Татищев нагнулся над ним, а Жолобов его зубами за ухо рванул. Стали его тут бить. И били, пока он не затих. Даже дергаться перестал…

– В узилище его! – велел Татищев. – Да от Егорки Столетова подалее, чтобы не снюхались… Будем вести розыск исправно!

Ночью в камору к Жолобову кто-то проник тихой мышкой:

– Алексей Петрович, это я… узнаешь ли с голоса?

– Не! Назовись, кто ты?

– Хрущов, Андрей Федоров я… экипажмейстер флотский, а ныне при горных заводах состою. Помнишь ли ты меня по Питеру?

– Ну здравствуй, Андрюшка… Ты чего явился?

– Помочь тебе желаю.

– Помоги… Эвон цепь на мне. Сумеешь выдернуть?

Хрущов в потемках нащупал тяжкую цепь:

– Нет, не могу. Татищев – зверь, спасайся от него. Может, повезет тебе, так в Питерсбург отвезут.

– Чудак ты, Андрюшка: у меня в столице иной враг – Бирен!

– Однако там и друзья сыщутся… хотя бы Волынский.

– Брось пустое молоть, – отвечал Жолобов, ворочаясь на соломе и цепью громыхая. – Волынский такой же погубитель, как и все. Мы себя ценить не умеем. И не приучены к этому. Эвон немцы! Задень одного – десяток сбежится, и тебя заклюют. А у нас так: бей своих, чтобы чужие пугались…

Татищев уже вовсю трепал Столетова.

– Чего ради, – вопрошал строго, – в день тезоименитства государыни нашей матушки Анны Иоанновны ты в церкви не бывал?

– Пьян был, – винился Егорка.

Татищев наступал на поэта неумолимо, как рок, предварительно как следует материалы к следствию изучив и подготовив.

– Еще пункт! Когда ездил ты вино пить к крестьянину Ваньке Патрину, были там подьячие Ковригин да Сургутский, обче с комиссаром Бурцевым, и ты при всех власть божию лаял похабно и кричал зазорно, что, мол, время ныне худое настало, все от двора императрицы обижены пребывают, а боле всех винил графа Бирена.

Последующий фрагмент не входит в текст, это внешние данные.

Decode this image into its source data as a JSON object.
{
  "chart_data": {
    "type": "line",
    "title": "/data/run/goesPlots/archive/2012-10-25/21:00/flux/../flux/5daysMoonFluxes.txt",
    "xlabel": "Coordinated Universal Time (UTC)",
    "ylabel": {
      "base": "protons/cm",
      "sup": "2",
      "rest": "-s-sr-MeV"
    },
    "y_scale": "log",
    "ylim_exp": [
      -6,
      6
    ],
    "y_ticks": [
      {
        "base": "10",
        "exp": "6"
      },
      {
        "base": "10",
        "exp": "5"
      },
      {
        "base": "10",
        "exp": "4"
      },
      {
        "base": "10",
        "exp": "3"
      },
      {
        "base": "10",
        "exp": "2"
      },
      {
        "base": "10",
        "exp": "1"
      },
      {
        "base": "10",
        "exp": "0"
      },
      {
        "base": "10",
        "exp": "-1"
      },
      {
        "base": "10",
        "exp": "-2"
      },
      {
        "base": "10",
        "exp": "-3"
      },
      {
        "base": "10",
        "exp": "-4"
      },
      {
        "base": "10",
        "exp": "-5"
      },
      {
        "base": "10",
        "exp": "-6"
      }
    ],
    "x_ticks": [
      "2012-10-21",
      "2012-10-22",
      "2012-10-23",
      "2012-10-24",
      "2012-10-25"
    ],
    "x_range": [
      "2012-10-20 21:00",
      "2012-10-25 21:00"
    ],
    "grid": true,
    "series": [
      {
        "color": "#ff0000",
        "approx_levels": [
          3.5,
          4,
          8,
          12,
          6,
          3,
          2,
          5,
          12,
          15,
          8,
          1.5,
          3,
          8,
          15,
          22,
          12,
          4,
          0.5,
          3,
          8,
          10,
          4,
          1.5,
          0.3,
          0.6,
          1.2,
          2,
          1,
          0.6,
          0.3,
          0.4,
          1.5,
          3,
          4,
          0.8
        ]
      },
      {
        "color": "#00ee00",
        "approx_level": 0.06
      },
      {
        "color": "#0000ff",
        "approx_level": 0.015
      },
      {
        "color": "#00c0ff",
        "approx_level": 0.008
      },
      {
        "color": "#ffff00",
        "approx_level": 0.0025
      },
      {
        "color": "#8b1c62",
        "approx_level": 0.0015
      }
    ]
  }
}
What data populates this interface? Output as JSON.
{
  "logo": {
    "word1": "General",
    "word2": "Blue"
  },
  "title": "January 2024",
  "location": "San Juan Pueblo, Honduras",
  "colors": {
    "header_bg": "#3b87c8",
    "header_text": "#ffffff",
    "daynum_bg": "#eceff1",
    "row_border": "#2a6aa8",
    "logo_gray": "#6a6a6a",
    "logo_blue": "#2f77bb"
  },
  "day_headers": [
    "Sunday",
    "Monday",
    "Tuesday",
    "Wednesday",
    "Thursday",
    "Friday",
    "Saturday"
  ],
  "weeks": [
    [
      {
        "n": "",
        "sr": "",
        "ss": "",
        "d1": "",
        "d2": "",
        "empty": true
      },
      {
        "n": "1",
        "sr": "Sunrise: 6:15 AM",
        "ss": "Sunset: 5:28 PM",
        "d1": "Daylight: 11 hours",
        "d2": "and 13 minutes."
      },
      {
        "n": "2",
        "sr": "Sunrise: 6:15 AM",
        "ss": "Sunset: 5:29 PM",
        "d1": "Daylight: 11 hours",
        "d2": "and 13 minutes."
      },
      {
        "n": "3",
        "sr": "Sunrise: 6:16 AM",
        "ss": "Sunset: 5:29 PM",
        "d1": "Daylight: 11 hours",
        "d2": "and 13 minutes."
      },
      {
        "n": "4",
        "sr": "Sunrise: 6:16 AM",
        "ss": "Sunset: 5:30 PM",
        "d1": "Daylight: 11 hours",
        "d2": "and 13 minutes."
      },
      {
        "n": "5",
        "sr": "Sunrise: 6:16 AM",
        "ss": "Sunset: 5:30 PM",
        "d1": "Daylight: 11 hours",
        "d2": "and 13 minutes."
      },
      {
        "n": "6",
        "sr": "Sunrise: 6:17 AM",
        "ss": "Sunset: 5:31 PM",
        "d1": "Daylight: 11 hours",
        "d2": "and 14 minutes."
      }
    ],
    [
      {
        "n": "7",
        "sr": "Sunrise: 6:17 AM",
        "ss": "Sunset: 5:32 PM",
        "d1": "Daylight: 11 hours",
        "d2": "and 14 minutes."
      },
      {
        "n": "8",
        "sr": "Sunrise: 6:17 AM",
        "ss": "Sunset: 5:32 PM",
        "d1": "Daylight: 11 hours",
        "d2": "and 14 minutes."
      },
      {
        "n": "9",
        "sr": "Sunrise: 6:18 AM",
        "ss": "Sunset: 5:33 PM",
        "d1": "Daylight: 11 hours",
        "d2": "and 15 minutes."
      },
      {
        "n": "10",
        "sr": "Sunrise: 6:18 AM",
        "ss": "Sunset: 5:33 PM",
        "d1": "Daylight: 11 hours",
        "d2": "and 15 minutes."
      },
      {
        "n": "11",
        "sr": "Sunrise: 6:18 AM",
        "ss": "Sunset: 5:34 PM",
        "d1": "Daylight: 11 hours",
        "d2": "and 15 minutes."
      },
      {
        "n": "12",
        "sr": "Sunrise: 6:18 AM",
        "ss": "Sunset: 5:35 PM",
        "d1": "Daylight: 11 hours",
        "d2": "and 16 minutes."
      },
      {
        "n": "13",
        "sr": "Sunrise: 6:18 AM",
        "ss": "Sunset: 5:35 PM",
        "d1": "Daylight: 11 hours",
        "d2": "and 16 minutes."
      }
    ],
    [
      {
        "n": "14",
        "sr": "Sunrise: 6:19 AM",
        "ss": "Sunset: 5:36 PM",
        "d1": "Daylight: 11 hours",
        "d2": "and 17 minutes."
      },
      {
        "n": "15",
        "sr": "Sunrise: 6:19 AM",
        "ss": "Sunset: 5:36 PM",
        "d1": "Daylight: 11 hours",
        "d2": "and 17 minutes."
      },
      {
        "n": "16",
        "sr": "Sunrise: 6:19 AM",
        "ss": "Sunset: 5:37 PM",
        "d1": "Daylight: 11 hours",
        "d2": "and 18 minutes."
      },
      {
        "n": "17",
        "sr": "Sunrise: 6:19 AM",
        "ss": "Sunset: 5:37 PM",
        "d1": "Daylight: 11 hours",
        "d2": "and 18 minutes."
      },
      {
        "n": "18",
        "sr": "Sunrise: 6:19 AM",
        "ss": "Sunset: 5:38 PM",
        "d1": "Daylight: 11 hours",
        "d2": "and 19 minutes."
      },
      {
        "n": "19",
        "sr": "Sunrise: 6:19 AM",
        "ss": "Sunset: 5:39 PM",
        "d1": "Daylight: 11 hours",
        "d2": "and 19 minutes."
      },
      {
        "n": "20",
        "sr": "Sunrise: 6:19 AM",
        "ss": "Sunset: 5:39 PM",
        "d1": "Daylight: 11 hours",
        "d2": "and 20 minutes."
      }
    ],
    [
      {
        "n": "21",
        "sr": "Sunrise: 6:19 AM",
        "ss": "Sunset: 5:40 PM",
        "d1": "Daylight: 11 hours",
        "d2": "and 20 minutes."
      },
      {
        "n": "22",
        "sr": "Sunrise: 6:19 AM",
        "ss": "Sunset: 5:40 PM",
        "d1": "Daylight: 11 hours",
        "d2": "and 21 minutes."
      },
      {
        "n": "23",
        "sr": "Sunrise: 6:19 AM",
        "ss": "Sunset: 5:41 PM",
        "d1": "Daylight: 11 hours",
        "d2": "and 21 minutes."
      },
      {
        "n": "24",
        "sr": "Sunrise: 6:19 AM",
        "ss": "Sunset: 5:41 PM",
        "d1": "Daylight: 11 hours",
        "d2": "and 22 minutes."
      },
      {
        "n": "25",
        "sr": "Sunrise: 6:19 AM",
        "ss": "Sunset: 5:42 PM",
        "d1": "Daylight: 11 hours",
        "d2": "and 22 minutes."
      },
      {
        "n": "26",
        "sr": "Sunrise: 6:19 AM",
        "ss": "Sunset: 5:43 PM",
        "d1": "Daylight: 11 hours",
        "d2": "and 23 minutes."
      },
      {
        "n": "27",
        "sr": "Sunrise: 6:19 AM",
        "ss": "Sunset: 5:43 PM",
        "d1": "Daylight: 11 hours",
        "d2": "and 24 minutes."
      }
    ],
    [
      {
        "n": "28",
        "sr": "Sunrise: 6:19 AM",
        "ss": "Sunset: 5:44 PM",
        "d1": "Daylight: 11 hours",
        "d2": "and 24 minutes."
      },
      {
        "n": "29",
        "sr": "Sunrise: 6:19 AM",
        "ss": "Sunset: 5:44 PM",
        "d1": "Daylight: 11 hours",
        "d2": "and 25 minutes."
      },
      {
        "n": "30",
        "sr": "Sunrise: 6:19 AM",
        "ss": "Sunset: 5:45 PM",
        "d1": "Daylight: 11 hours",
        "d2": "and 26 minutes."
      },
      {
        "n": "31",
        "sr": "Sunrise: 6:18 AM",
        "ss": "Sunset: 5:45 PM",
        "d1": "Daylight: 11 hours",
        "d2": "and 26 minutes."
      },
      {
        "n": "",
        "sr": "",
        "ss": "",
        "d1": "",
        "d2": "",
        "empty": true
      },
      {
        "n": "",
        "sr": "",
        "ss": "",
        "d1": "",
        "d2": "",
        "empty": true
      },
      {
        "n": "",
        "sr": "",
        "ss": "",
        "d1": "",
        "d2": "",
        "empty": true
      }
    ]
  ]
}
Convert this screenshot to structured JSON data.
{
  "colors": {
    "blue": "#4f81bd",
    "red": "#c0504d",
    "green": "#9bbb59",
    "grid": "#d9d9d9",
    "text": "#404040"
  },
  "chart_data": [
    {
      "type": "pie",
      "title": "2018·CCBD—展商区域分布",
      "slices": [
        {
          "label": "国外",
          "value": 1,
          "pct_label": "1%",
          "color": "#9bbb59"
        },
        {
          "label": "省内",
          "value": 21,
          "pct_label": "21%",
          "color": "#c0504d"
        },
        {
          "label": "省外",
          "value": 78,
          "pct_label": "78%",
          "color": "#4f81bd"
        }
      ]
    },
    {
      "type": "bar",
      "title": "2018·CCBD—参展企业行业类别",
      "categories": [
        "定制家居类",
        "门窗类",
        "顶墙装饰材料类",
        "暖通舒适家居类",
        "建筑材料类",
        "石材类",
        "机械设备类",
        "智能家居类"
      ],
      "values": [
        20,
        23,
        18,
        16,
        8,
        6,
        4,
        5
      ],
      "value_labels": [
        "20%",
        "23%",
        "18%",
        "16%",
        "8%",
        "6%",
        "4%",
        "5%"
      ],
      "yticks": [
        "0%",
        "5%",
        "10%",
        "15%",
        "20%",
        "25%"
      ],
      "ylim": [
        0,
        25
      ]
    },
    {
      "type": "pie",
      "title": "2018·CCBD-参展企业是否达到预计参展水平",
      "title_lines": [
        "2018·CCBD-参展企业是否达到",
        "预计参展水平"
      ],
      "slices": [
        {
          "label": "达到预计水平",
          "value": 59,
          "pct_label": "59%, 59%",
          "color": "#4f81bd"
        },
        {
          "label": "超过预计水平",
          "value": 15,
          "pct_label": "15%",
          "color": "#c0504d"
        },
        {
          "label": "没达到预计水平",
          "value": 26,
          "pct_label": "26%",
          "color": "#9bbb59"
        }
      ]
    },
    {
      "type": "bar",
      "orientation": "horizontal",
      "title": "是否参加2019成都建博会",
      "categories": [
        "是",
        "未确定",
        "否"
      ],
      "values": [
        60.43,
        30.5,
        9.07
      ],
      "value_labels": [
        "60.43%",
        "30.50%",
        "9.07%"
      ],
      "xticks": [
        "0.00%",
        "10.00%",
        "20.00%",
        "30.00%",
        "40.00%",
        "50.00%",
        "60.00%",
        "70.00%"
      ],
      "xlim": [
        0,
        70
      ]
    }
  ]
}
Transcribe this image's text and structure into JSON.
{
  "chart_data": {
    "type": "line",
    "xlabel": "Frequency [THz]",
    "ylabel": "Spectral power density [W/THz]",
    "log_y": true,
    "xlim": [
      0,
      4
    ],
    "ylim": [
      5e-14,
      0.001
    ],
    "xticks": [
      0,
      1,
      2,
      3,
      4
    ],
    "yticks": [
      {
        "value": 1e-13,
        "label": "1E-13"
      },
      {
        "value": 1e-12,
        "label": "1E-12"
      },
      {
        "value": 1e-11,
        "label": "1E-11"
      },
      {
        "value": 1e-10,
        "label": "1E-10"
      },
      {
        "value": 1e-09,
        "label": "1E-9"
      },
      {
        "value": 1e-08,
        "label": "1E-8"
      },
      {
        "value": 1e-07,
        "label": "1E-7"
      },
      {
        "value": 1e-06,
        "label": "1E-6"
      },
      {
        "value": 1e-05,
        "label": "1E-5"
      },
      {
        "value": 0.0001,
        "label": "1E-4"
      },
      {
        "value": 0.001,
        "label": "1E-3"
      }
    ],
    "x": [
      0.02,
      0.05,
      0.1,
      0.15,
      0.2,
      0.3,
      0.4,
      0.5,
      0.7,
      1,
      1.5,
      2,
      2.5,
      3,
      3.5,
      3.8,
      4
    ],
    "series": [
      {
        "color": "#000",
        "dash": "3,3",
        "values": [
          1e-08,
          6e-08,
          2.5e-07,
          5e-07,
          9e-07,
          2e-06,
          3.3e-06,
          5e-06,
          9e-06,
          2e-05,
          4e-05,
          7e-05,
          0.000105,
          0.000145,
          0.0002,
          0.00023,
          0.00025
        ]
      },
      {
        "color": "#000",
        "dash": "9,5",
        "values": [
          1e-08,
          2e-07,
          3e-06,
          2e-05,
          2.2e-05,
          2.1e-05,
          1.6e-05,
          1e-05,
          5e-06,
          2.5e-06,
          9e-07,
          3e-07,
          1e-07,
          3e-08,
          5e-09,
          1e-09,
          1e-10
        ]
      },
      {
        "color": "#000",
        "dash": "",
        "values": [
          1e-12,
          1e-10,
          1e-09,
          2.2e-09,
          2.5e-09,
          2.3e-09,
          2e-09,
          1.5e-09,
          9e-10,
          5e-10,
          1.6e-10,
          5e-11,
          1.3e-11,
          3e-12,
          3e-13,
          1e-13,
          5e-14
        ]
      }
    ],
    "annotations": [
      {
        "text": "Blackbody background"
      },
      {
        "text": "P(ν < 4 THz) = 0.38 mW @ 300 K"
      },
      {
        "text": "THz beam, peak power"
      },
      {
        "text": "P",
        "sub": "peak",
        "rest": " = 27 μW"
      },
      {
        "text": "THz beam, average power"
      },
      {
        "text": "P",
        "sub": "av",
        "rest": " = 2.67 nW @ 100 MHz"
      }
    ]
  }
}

Вот теперь ты и скажи нам: кто тебе давал право людей, выше тебя стоящих, хулить?

– Прав своих от рожденья не ведаю, – отвечал на это поэт…

Егорка Столетов героем не был: всех, кого знал, попутал в оговорах сбивчивых. Длинной килой потянулся перед Татищевым список его знакомцев, пьяниц-сопитух, сородичей, друзей и прочего люда. Даже сестру родную, Марфу Нестерову, оговорил. Татищев тут же писал в Петербург, что мужа Марфы, мундшенка Нестерова, следует от вина царицы отставить, ибо… опасен!!!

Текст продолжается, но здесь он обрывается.